The consultant said US implied reserve value hit a record of $6.99/boe. Canadian implied reserve value also hit a record of $6.55/boe.

"North American implied reserve values climbed with commodity prices through 2000 and into 2001, but continued to remain elevated despite falling oil and gas prices later in the year," said Christopher Sheehan, Herold senior vice-president. "The widening gap between what sellers were asking and what buyers wanted to pay resulted in North American deal volume declining nearly 15% in 2001," he said.

Instead, buyers turned their attention to higher risk, higher reward frontier areas. Overseas deal volume in 2001 accounted for 43% of transaction value, compared with 17% in 2000.

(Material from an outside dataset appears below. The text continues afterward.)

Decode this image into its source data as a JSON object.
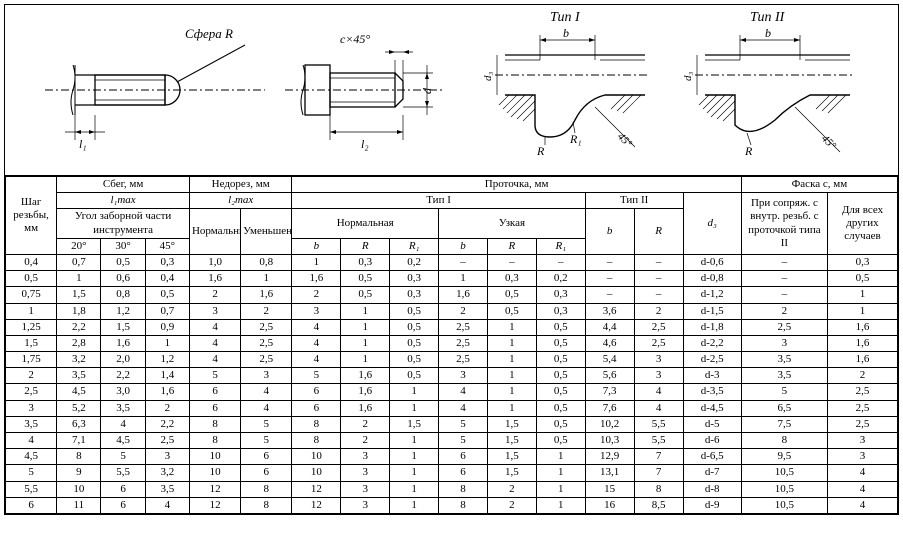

Herold said global downstream transaction values rose to $35.4 billion in 2001 from $19.9 billion the previous year, in part because of US refining mergers, including Phillips Petroleum Co.'s $9.8 billion acquisition of Tosco Petroleum Corp.

Power industry transaction value dipped slightly to $82.6 billion from $84.8 billion in 1999. Midstream activity declined to $22.3 billion in 2001 from $32.3 billion in 2000. Consolidation in the oil field equipment and services sector drove deal value to $20.1 billion from $16.7 billion in 2000. Coal transactions in 2001 totaled $1.4 billion.